Officials of the Department of Homeland Security’s Federal Emergency Management Agency (FEMA) have awarded the Florida Division of Emergency Management three grants totaling more than $7 million as part of its Pre-Disaster Mitigation Program (PDM) national competition to help retrofit a total of 24 buildings at the University of Miami and Jackson Memorial Hospital.
“This program encourages local leaders across the nation to look ahead and plan against what could be catastrophic events. These projects in Florida show that the state and local communities are working together with FEMA and other partners to make mitigation happen,” said Michael Brown, under secretary of Homeland Security for Emergency Preparedness and Response and head of FEMA. “By making our communities safer in the first place, we make great strides toward reducing the need for federal post-disaster recovery funds.”
The Florida projects include:
* Jackson Memorial Hospital — one of the nation’s largest serving as an emergency evacuation shelter for the medically at-risk during hurricane warnings.
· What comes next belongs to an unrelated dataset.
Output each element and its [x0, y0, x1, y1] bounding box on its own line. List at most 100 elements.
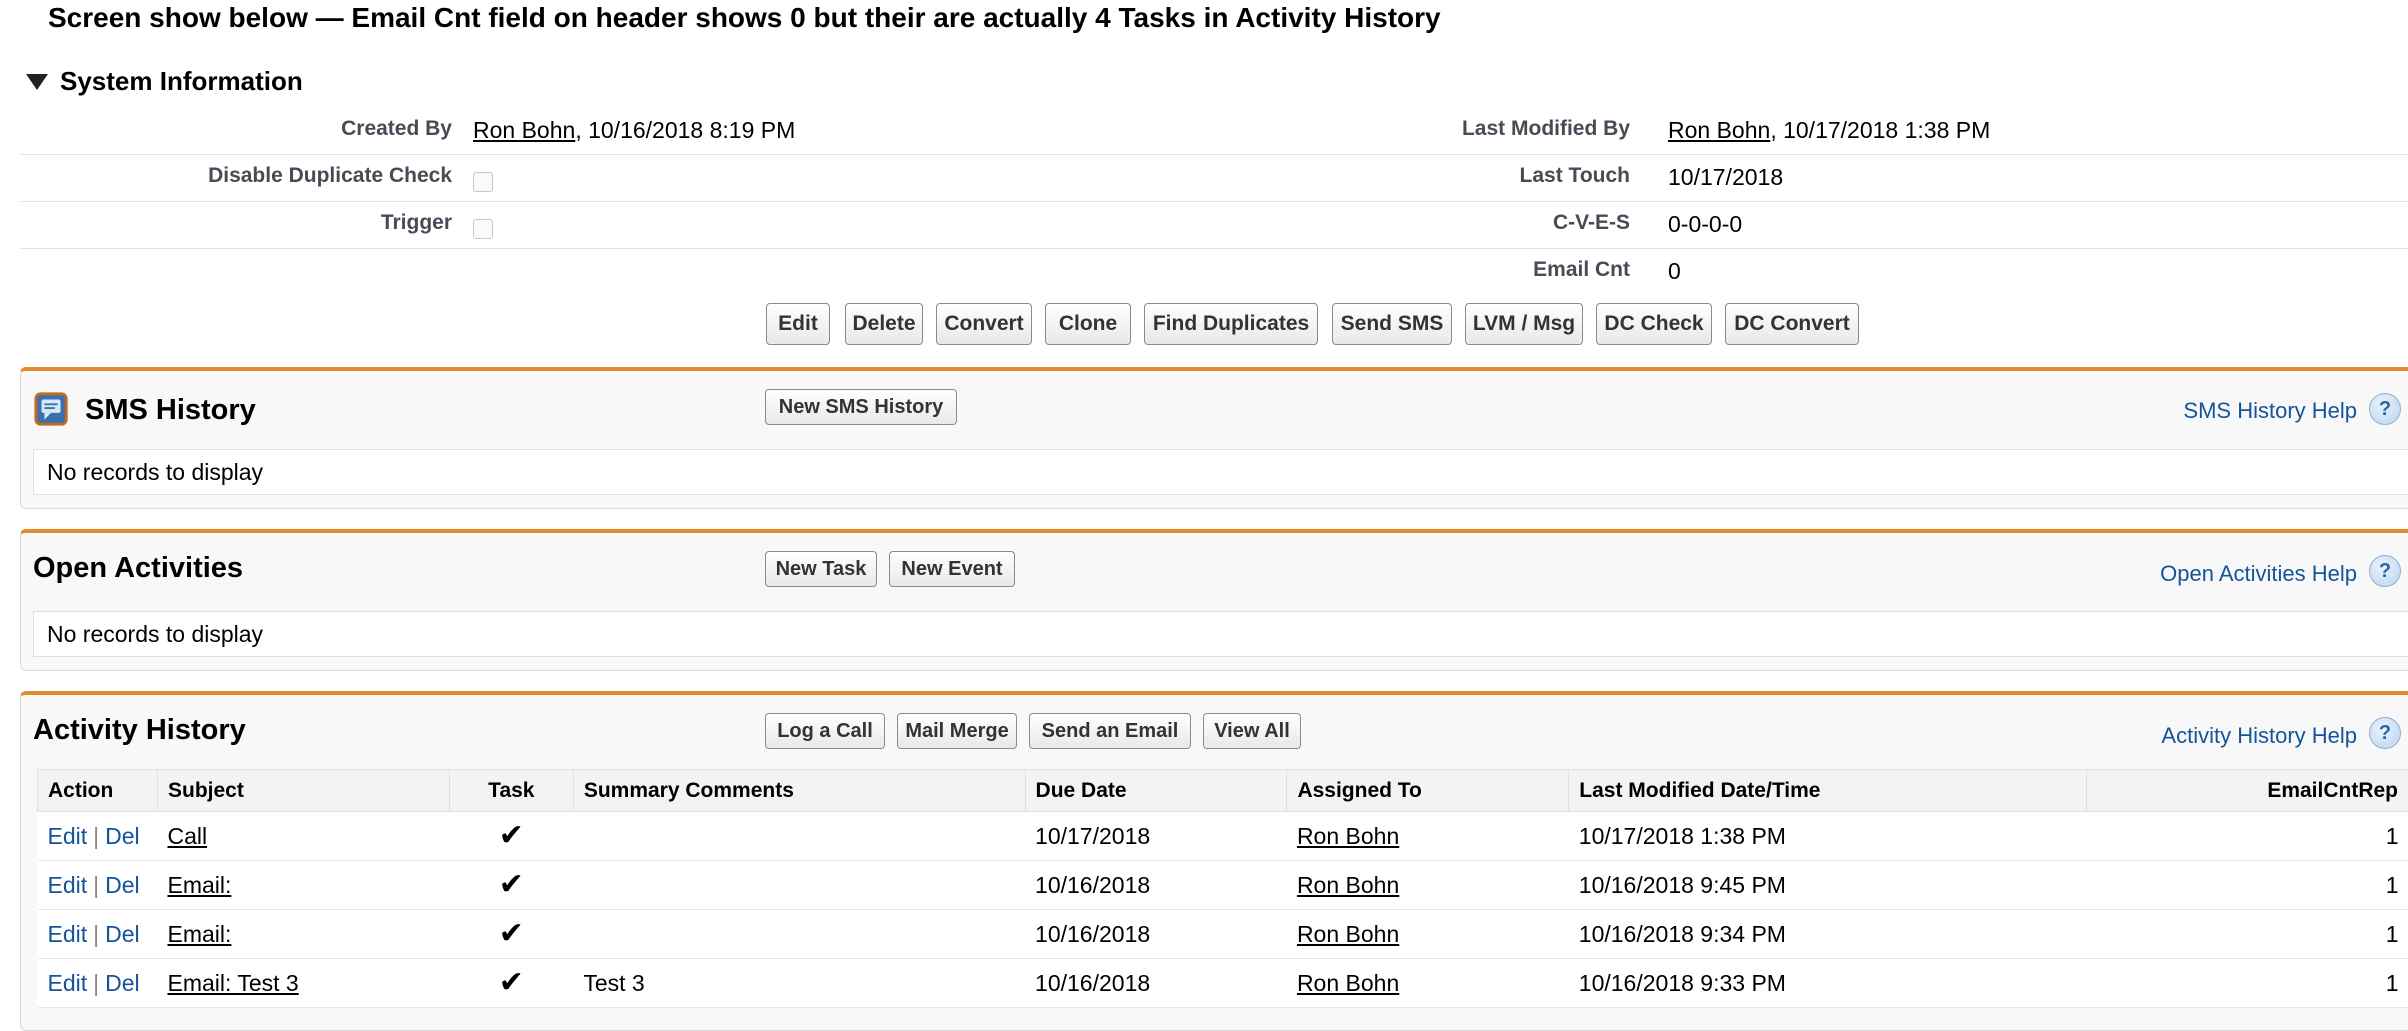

The qualifying projects will use a combination of hurricane protection technologies, as well as anchoring heating and air conditioning equipment on roofs and some structural and door reinforcement, to retrofit 10 buildings on the hospital campus. The total project will cost $6,097,160, and the federal award represents 75 percent of the work. The Jackson Health Systems, part of the Miami-Dade County government, is responsible for the remaining 25 percent, or $1,524,290.
* University of Miami — one of FEMA’s pilot Disaster Resistant Universities (DRU), a program begun in 1999 to promote hazard resistance for America’s institutions of higher learning and research. The qualifying projects will employ a variety of construction technologies to wind and flood retrofit the six buildings of the Marine Sciences Center on Virginia Key and the eight buildings of the School of Medicine in northwest Miami. The federal award represents 75 percent of the total project cost of $3,419,800. The University is responsible for the remaining 25 percent, or $854,950.
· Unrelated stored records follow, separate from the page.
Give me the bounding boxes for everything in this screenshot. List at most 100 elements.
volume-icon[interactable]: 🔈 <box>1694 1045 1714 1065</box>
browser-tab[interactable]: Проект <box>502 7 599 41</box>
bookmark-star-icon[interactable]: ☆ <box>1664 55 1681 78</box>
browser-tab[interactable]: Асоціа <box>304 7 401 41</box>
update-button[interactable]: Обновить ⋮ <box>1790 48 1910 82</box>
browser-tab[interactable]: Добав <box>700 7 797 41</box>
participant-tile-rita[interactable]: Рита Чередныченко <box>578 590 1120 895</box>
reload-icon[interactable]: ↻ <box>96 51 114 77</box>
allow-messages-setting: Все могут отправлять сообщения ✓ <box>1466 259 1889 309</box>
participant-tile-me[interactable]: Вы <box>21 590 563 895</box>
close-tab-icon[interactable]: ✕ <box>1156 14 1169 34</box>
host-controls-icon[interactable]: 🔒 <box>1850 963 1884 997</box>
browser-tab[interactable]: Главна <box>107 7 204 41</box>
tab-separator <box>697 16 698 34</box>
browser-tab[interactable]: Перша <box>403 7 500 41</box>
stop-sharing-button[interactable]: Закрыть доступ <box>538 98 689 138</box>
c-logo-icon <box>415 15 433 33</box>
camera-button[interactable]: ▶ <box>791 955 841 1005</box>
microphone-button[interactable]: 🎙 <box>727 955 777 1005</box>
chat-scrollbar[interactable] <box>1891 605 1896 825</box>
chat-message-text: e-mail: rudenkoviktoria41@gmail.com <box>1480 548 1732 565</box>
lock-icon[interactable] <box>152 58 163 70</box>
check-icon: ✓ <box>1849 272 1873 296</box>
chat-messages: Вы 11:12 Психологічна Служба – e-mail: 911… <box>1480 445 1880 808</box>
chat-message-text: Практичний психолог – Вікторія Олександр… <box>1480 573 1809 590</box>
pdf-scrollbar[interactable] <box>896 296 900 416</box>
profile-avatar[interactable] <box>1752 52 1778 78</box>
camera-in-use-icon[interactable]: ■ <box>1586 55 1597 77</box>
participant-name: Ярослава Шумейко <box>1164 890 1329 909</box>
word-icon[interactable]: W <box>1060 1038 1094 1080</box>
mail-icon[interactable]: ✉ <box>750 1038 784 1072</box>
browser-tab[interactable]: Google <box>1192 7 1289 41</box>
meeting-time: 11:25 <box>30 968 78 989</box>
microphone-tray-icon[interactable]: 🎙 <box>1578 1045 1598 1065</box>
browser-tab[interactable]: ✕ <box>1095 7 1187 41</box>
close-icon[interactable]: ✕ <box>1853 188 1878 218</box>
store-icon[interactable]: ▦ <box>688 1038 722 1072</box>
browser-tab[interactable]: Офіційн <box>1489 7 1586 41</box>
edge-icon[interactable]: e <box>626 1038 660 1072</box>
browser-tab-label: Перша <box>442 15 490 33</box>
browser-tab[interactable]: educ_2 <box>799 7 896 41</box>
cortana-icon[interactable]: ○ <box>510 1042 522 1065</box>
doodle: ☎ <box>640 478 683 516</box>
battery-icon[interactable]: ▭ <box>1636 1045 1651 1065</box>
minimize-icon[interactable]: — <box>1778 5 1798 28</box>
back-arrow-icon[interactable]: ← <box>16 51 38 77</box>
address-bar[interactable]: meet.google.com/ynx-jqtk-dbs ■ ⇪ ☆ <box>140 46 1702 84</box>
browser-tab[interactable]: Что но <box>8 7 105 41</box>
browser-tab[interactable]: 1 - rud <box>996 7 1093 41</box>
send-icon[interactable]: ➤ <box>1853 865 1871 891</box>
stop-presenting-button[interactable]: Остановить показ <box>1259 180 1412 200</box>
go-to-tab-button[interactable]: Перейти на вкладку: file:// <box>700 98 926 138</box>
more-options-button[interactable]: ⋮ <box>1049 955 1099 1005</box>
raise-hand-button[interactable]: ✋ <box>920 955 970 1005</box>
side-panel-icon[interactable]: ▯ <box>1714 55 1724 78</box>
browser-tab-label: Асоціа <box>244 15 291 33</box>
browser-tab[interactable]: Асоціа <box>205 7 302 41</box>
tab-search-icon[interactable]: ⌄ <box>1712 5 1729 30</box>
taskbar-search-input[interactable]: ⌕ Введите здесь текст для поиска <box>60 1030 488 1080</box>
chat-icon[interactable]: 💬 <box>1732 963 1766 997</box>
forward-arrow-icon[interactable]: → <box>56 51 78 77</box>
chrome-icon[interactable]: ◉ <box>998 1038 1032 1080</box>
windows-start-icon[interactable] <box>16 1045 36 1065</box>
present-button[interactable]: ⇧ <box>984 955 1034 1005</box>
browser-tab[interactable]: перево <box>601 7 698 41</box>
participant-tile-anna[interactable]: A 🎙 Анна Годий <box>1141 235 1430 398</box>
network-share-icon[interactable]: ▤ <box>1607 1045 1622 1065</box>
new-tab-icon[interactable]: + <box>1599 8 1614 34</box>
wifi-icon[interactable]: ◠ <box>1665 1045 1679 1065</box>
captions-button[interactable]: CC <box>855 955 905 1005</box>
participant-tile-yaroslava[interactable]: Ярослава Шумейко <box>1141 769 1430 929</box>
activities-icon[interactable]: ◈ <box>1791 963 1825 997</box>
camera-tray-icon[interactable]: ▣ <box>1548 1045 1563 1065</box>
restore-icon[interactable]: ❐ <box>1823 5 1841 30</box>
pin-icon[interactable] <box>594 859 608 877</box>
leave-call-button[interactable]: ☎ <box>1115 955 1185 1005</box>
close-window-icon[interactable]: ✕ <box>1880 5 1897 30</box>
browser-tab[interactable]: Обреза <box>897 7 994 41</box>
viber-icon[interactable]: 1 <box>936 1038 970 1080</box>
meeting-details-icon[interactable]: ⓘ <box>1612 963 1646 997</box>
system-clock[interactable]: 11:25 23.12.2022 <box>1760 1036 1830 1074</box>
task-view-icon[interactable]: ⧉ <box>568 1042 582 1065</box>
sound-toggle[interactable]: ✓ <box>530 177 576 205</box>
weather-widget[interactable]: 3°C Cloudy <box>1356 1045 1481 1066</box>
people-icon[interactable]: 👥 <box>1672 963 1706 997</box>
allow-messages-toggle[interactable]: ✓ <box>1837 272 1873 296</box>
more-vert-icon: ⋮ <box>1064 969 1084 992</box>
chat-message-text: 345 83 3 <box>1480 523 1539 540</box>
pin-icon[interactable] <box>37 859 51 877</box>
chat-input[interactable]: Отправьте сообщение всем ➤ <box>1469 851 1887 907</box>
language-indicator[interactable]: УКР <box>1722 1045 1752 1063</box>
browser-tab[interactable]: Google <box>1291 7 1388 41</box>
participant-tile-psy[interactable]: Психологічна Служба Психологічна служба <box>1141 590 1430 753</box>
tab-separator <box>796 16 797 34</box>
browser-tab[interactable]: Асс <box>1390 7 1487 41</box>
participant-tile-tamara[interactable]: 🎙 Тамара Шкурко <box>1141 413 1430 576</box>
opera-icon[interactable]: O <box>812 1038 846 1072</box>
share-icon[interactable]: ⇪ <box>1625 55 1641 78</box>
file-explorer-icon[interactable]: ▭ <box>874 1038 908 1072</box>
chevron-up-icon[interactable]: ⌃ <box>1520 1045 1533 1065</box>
* A third grant, totaling $117,750, was also awarded to Eckerd College in the Tampa area to prepare a Mitigation Plan and Risk Assessment for the school.
The PDM Program, first authorized in the Disaster Mitigation Act of 2000 and first funded by President Bush in his FY 2003 budget, provides funding for mitigation plans and the implementation of cost-effective projects, such as buyouts of flood-prone buildings, construction of safe rooms, elevations of homes located in the floodplain or making structures more earthquake resistant, prior to disaster events.
The Florida Division of Emergency Management submitted the applications and will administer the awards. Each of the awardees not only had an approved state hazard mitigation plan, and presented a competitive mitigation project, but also met a host of requirements including non-federal matching funds and approved environmental reviews.
Each state applicant is receiving notification of the status of their application and finalists will begin work immediately completing the pre-award activities. Applications are being sought for the FY 2006 PDM grant cycle.